Ближе к вечеру Гийом вышел из деревни и с трудом поднялся на холм, на котором возвышалась церковь и его дом. По дороге он остановился и не меньше минуты вглядывался в отпечатки шин, оставленные варварским мотоциклом. Он принялся приминать их и разравнивать землю, пока следы не исчезли, а затем снова поспешил домой, в церковь. По пути он решил заглянуть в темную, холодную конюшню.
Внутри он обнаружил его — ненавистное существо, которое самим своим существованием насмехалось над божественным сотворением мира. Оно стояло возле одной из лошадей, поглаживало ее по мускулистой шее и бормотало что-то ей на ухо. Рядом с ним животное казалось размером не больше шетландского пони.
Так он впервые лицом к лицу встретился с этим отродьем: отвратительное лицо, огромный рост, одежда, грубо сшитая из нескольких вещей, чтобы покрыть его гигантское тело. При виде него Гийому вспомнились демоны.
— Вы пришли, — сказало оно, словно ребенок, который не верил своему счастью.
Гийом сглотнул от отвращения и попытался выдавить улыбку.
— Ты в этом сомневался?
Бродяга потрепал лошадь за гриву, а затем, неуклюже двигаясь, поспешил выйти из стойла. Со смесью самоуверенности и нерешительности, присущей тем, кто живет в самых скромных условиях, но при этом пытается быть еще скромнее, он прошел мимо стойл. Его внешность и поведение были насмешкой надо всем человечеством. Наконец, он уселся на кучу сена.
— Как Жизель? — спросил он. — Она ведь…
— Жива и невредима.
Что может быть более ужасающим, чем выражение облегчения на такой физиономии? Должно быть, это всего лишь игра света.
— До поры до времени, — добавил Гийом, и — да, выражение облегчения на лице тут же сменилось на страдальческое. — Кто знает, на что способны эти немцы? Может ли вообще хоть кто-то проснуться утром в твердой уверенности, что для него сегодня не уготована пуля или штык?
Бродяга отщипнул несколько соломинок и бросил их на пол.
— Неужели в них нет совсем никакой любви, доброты и благодушия?

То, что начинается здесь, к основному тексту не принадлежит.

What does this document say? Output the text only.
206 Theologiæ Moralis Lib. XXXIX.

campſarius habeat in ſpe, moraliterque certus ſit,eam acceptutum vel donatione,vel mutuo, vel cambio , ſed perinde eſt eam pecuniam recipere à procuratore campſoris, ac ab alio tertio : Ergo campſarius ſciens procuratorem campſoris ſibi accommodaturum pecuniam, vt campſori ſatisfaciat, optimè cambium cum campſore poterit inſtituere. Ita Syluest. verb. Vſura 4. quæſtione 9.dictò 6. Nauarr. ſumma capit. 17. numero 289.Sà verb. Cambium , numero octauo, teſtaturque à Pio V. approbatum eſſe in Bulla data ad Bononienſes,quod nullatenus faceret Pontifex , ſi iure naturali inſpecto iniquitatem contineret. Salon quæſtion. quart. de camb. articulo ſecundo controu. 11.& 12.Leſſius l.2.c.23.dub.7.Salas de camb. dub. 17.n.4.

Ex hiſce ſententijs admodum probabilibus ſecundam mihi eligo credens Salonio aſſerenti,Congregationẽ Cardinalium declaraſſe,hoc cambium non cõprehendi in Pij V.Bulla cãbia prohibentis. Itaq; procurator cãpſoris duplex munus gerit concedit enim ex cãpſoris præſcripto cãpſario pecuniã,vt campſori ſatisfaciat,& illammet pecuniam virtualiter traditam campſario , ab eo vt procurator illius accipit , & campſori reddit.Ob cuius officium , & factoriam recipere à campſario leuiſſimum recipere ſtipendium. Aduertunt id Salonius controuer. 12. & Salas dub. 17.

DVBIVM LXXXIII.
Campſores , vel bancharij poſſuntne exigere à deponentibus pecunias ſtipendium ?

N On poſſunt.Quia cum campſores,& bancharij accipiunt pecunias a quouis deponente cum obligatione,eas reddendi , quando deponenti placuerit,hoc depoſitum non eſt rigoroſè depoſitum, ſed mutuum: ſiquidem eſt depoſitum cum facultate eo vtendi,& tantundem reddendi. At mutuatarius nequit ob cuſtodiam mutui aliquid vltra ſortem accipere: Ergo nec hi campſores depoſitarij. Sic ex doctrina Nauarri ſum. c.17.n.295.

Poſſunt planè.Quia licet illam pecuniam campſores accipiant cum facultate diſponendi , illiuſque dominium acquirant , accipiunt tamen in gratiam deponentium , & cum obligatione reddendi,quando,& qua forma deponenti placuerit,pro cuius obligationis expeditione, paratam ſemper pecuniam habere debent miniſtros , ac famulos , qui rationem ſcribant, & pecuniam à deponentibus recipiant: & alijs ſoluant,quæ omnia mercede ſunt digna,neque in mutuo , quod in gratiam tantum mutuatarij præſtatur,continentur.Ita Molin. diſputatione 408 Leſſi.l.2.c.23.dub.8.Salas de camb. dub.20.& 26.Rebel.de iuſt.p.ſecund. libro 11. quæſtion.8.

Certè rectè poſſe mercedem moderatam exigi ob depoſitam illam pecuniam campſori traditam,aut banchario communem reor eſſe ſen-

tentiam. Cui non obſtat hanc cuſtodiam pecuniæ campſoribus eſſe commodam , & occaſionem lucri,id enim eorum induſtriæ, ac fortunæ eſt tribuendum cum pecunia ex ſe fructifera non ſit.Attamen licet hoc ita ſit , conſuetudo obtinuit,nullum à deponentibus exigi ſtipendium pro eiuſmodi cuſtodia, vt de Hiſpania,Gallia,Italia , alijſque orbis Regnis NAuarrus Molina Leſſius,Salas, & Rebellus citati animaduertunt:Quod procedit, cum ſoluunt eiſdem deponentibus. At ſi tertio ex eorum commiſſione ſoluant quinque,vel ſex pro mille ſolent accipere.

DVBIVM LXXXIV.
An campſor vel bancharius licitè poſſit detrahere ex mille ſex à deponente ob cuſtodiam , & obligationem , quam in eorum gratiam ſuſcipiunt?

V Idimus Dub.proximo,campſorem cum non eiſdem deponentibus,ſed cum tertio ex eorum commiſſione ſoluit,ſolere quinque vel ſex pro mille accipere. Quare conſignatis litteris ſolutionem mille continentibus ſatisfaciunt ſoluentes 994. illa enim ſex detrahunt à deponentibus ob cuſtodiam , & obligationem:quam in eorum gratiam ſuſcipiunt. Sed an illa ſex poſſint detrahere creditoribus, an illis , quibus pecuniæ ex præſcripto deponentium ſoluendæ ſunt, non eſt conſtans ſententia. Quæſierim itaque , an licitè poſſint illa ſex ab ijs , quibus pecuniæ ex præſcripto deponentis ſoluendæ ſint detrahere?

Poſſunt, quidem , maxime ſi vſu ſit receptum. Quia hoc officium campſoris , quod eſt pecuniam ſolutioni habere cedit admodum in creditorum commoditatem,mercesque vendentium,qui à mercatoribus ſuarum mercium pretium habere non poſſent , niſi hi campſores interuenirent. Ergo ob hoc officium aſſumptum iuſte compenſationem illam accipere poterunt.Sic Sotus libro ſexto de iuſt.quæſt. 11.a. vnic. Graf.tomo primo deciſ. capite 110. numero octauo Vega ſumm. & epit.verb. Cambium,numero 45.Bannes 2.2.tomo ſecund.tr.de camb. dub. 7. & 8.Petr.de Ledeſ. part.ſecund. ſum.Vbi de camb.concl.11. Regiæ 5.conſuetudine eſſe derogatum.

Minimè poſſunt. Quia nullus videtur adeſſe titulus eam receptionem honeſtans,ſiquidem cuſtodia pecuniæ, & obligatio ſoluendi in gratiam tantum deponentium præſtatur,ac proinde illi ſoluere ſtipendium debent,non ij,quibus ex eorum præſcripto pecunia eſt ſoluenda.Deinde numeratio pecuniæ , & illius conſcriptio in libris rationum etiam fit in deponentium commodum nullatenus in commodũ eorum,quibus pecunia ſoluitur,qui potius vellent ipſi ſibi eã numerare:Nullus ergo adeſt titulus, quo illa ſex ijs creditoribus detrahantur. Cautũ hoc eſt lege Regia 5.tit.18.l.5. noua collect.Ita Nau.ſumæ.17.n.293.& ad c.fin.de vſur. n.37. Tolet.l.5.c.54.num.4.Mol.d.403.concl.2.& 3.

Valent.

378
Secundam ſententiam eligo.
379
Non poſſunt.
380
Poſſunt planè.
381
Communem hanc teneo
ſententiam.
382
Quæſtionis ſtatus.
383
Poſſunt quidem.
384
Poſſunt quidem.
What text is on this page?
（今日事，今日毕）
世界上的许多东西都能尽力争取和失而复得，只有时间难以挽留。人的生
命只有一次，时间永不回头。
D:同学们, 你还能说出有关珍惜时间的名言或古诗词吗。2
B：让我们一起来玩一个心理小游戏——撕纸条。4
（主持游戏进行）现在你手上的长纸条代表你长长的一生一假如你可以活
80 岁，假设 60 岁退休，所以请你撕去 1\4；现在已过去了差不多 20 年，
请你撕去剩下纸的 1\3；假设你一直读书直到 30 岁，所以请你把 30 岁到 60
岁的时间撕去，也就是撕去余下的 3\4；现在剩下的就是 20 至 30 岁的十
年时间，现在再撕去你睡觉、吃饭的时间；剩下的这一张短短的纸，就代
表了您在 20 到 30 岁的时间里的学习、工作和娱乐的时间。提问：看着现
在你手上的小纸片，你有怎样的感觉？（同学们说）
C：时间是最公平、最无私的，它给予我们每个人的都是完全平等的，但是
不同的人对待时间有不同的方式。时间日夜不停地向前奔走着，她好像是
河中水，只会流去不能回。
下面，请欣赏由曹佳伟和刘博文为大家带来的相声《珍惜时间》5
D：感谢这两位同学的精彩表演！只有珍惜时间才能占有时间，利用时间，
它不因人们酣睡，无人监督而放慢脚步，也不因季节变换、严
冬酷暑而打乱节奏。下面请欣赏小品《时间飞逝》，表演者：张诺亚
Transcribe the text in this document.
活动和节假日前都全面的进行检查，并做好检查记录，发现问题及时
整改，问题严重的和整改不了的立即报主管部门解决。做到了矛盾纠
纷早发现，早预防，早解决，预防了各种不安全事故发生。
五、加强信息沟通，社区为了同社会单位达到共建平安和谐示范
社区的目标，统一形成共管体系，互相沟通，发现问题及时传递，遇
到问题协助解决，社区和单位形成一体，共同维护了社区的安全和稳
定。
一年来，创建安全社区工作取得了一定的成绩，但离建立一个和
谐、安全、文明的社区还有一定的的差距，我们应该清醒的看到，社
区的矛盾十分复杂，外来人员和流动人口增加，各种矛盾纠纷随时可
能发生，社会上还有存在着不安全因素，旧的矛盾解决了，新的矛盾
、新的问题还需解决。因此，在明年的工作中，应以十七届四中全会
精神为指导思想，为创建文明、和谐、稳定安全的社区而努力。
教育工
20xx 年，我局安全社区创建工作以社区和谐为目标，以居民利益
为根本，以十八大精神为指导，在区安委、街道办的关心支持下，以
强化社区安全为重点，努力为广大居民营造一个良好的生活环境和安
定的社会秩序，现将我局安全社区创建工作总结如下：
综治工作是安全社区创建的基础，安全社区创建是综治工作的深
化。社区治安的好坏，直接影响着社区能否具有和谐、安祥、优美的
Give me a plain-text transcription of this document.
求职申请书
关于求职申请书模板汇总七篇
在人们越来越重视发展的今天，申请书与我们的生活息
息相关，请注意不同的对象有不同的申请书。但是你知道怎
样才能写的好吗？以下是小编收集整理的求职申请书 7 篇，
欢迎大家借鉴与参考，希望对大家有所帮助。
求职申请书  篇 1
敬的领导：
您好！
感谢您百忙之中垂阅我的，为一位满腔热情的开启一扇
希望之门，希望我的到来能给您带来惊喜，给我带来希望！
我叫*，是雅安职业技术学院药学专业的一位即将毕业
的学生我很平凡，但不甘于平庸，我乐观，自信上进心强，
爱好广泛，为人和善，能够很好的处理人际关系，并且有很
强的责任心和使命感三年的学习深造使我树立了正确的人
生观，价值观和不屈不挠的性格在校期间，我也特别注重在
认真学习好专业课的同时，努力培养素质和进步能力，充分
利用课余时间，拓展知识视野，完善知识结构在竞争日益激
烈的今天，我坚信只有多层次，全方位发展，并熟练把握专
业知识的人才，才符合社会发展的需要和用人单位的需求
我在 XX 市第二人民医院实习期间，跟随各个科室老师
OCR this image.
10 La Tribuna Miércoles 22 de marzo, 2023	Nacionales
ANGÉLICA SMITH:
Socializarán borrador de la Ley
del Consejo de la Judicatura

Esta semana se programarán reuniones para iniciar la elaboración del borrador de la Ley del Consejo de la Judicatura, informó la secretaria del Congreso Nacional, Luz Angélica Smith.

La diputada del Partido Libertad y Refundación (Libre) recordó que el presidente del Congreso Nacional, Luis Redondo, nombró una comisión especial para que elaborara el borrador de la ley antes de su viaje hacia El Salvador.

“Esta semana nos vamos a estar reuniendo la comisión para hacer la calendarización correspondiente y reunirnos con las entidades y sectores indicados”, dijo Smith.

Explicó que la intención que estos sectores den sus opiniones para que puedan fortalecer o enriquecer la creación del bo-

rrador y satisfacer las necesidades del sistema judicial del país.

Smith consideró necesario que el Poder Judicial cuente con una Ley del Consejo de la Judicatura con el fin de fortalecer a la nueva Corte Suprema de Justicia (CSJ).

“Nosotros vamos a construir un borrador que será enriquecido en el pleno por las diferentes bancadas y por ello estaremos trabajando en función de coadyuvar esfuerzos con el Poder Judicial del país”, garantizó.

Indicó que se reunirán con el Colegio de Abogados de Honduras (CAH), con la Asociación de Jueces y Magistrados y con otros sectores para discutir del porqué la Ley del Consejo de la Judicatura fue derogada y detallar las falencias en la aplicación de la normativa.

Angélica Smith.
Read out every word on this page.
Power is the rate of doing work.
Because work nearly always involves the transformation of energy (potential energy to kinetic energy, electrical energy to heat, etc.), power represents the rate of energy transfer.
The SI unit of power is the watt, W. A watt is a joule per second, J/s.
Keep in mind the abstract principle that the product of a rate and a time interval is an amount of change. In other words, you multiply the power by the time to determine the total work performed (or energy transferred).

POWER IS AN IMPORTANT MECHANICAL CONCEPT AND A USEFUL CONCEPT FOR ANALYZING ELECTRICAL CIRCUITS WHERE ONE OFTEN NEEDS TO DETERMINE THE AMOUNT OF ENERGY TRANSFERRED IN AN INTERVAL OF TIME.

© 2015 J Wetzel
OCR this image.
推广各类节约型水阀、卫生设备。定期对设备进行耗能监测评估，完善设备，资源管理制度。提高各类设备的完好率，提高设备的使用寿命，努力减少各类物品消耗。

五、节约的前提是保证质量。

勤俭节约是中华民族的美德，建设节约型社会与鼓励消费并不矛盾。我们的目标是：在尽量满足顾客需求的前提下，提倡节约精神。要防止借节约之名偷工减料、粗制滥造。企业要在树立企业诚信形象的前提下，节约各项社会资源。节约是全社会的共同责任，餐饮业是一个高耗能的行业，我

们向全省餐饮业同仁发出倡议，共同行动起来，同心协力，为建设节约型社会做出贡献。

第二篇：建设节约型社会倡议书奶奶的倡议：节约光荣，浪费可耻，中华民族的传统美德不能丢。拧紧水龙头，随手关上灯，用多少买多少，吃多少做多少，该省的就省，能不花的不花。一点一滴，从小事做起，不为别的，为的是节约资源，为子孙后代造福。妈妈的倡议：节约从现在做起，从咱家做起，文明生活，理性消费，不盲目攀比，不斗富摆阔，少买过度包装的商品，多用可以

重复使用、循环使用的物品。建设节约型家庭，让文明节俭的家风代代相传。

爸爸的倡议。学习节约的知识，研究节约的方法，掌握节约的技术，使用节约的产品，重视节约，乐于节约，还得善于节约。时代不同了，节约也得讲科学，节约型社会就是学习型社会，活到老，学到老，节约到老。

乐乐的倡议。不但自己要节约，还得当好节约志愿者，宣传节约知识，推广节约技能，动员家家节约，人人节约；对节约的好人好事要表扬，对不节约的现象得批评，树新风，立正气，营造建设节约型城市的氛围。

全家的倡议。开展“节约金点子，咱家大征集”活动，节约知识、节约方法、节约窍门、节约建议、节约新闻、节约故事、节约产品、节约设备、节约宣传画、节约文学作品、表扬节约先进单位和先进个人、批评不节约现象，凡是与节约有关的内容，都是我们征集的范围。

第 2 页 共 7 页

— Нет. Они любят лишь завоевывать.
Гийом наблюдал, как существо размышляет, и на лице его появляется выражение муки. Семена его слов падали на благодатную почву, и, судя по всему, стоило их лишь немного полить — тогда созреют те самые ужасные плоды, на которые он надеялся.
Он надавил:
— Внутри тебя кипит ярость, не так ли?
— Однажды кипела, — сказал Бродяга таким тоном, будто вспомнил о чем-то давно утраченном. — Однажды, давным-давно, я сказал своему создателю, что, раз я не могу пробудить любовь, я буду вызывать страх. И я посвятил себя этой гнусной миссии. Но теперь я уверен, что даже демоны устают от причинения страданий, если все, что они видят, — это искаженные от мучений лица. И я даже пришел к выводу, что демоны, должно быть, чувствуют себя ничтожествами в этом деле по сравнению с людьми. Вы сами мастерски справляетесь с работой демонов, — Бродяга поднял взгляд, затем протянул руку к двери стойла. — Скольким войнам я был свидетелем? Я и сам уже не помню. Разве я могу вселить больший страх, чем армия, вторгающаяся на чужую территорию?